Americans and the Congress may be starting to understand the full impact of a system that has generated unprecedented levels of intrusion in the private lives of individuals, without any suspicion of wrongdoing and against the letter and spirit of the Fourth Amendment of the American constitution. The amendment unambiguously affirms the right of the people “to be secure in their persons, houses, papers, and effects, against unreasonable searches and seizures,” and it states that no warrants shall be issued “but upon probable cause, supported by oath or affirmation, and describing the place to be searched, and the persons or things to be seized.”

The edifice created by the government includes a secret supervisory court, whose decisions are secret, overseeing a metastasizing surveillance effort that has been hidden from the public. Secret courts and decisions are the stuff of Stalinist nightmares, not of thriving democracies, and keeping Americans in the dark about programs involving them is the antithesis of democratic behavior.  

As useful as is the debate about domestic surveillance by the NSA, there has been almost no discussion of the far more invasive programs to gather information on non-Americans, which is precisely what Microsoft was helping the NSA to collect. And here the international reaction, while slow and disorganized, could have a major impact not so much on the government, as on the fortunes of American tech companies assisting the government’s surveillance efforts.

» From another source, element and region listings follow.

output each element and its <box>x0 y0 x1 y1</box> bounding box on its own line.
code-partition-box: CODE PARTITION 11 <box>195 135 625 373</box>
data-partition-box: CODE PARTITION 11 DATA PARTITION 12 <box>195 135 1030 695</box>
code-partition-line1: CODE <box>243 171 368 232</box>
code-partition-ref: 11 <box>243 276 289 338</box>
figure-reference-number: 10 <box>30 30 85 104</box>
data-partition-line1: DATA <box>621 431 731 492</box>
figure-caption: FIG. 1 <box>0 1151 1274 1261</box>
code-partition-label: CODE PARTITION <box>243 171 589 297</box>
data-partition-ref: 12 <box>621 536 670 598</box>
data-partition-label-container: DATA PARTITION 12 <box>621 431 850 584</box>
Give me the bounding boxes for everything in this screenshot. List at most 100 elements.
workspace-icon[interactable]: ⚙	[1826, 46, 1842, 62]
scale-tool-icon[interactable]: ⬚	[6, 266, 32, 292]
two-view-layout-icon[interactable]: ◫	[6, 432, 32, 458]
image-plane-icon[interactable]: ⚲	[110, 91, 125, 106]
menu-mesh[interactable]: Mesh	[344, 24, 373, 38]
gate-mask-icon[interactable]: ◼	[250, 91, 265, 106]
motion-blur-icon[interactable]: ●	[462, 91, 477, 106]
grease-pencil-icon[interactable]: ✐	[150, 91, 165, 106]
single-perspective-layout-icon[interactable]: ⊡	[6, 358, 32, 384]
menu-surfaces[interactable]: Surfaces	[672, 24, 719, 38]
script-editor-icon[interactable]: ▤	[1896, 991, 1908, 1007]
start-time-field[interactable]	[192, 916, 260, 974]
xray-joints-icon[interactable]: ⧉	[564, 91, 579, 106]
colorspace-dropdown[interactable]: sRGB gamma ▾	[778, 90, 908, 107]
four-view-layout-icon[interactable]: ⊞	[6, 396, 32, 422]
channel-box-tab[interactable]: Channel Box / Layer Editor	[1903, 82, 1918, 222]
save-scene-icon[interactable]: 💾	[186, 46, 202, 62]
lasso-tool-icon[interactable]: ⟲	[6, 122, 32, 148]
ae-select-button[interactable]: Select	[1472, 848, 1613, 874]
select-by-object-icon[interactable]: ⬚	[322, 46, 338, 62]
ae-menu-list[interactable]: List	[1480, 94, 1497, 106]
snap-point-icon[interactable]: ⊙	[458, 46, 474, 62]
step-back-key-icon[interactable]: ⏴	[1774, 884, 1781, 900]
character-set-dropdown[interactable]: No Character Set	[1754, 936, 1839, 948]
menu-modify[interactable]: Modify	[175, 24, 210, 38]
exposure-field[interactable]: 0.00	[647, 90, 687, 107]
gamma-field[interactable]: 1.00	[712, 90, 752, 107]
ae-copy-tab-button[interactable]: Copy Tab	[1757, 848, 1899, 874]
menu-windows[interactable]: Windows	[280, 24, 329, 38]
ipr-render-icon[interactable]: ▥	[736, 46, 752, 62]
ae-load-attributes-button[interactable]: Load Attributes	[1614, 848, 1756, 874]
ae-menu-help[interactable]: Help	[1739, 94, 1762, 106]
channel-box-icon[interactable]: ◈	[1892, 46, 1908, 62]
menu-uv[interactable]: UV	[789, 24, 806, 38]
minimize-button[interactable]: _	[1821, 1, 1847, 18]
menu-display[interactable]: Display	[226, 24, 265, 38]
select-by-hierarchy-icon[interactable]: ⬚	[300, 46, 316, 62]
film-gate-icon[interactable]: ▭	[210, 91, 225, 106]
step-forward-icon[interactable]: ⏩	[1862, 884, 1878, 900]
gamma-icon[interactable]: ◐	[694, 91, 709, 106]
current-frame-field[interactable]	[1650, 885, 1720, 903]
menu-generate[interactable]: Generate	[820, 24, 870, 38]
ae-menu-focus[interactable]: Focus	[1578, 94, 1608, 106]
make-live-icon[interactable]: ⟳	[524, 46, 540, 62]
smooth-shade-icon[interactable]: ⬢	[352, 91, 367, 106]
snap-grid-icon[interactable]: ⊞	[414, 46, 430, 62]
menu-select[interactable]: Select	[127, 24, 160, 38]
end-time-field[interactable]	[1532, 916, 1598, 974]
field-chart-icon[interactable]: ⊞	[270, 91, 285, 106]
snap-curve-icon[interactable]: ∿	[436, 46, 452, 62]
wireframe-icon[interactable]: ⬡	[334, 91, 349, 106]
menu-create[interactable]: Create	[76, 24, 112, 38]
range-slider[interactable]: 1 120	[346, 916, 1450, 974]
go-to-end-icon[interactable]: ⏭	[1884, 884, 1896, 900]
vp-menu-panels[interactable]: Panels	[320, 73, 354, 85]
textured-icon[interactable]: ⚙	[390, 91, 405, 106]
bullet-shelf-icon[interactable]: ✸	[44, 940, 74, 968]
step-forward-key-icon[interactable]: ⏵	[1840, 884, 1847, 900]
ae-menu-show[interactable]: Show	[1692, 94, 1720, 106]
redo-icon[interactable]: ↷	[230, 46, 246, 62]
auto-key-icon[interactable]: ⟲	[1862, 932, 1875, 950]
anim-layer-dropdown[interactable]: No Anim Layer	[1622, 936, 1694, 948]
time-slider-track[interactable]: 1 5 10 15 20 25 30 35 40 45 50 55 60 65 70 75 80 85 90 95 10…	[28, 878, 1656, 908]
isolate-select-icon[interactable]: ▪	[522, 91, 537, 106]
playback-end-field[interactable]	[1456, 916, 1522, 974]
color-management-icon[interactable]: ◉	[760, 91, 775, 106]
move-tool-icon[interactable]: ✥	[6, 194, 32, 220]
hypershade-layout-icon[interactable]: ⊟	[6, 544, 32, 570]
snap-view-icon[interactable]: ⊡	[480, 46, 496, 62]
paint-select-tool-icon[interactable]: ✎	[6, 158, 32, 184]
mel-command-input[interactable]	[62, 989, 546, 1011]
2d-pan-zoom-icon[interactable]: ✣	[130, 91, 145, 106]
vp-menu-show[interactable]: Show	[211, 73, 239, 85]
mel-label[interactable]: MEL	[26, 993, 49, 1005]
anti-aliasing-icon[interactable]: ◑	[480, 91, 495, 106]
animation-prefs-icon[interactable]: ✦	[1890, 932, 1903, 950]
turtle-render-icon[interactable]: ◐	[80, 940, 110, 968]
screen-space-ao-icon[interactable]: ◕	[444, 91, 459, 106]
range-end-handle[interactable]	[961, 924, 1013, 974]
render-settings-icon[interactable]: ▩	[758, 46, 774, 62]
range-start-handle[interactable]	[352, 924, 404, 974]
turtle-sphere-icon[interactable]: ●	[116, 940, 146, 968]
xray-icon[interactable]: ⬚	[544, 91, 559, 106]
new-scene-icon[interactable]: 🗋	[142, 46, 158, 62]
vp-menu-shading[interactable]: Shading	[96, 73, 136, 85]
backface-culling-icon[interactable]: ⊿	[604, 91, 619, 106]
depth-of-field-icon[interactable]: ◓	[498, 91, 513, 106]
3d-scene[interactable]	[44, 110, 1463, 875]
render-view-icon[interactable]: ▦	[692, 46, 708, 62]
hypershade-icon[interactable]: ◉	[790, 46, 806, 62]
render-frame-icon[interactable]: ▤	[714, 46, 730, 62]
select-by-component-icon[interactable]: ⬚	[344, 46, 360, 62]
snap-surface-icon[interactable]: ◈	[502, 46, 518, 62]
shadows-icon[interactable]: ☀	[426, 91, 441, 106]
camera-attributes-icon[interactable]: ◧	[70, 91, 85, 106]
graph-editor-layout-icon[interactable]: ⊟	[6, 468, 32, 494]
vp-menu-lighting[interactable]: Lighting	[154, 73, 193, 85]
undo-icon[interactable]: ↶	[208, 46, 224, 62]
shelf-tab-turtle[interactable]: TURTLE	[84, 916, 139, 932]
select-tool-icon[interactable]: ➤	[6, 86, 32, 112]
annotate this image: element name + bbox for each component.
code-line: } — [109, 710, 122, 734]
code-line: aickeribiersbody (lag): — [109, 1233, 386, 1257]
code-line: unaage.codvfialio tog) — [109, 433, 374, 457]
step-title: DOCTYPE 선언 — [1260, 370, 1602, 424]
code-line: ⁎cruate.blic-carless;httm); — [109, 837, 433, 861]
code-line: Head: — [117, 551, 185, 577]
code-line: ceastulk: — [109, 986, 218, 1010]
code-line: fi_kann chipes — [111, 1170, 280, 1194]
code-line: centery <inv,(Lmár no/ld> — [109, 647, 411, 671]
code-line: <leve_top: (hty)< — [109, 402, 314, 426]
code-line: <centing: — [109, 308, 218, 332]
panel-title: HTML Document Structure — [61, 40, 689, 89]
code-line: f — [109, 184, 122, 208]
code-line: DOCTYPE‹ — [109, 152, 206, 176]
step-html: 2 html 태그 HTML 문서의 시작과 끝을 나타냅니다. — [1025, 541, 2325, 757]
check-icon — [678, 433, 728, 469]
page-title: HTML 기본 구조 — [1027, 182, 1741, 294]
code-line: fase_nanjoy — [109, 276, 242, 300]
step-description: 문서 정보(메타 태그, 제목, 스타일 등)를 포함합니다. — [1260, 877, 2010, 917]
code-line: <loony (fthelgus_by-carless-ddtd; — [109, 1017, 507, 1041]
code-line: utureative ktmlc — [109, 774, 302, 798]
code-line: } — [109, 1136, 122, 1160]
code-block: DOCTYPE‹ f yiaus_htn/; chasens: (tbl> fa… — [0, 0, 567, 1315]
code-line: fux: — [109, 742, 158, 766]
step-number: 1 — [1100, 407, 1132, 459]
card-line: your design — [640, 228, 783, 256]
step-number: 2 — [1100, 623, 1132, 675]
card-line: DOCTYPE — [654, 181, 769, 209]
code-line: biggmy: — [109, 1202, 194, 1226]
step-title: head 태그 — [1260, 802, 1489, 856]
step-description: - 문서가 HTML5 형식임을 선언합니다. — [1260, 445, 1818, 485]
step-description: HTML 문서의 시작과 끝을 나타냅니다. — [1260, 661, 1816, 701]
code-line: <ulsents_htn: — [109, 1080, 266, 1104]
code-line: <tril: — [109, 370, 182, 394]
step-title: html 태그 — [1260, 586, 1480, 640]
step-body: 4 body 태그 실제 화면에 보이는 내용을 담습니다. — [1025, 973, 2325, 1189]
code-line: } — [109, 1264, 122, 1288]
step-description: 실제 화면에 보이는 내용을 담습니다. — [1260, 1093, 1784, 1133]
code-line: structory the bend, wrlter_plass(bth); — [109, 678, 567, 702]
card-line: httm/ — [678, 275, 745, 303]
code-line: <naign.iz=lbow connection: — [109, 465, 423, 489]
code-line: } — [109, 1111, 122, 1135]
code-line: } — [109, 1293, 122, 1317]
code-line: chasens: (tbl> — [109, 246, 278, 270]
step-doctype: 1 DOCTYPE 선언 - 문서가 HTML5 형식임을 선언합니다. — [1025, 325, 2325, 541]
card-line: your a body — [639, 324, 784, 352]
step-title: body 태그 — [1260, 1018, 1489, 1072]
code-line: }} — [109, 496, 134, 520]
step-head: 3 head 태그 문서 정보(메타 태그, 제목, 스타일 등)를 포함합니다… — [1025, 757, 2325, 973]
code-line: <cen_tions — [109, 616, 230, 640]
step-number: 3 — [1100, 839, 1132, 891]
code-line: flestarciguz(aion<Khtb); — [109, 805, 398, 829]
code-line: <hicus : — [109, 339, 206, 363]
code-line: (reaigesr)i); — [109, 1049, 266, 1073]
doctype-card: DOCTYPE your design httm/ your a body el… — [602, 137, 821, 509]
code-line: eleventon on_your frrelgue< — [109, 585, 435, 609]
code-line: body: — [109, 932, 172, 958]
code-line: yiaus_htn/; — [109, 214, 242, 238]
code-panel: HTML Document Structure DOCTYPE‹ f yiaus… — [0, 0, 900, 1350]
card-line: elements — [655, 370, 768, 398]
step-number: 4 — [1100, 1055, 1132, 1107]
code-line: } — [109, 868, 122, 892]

European citizens have been urged to shift away from American Internet companies. In Germany, the NSA scandal is turning into an election issue for Chancellor Angela Merkel. This week she declared, “Germany has made it clear that it wants Internet companies to tell us in Europe to whom information is being transferred.”

Already, private search engines such as StartPage and Ixquick have seen their traffic expand. Both are metasearch engines, meaning they feed search terms into other search engines, but without leaving the browsing trail that Google and others store. At the same time, a free browser such as Tor, which allows one to surf the Internet anonymously, is becoming much more appealing, and it is even being distributed by such institutions as the Committee to Protect Journalists to allow journalists to avoid a government’s prying eyes.

Snowden’s leaks will cause much more damage before this is over. All countries engage in surveillance, but increasingly in the West the public is saying there must be limits. Though citizens may live in democracies, they can sense that the infrastructure of surveillance going up around them is no different than what would be present in a totalitarian system. This disconnect is no longer reconcilable, or tolerable.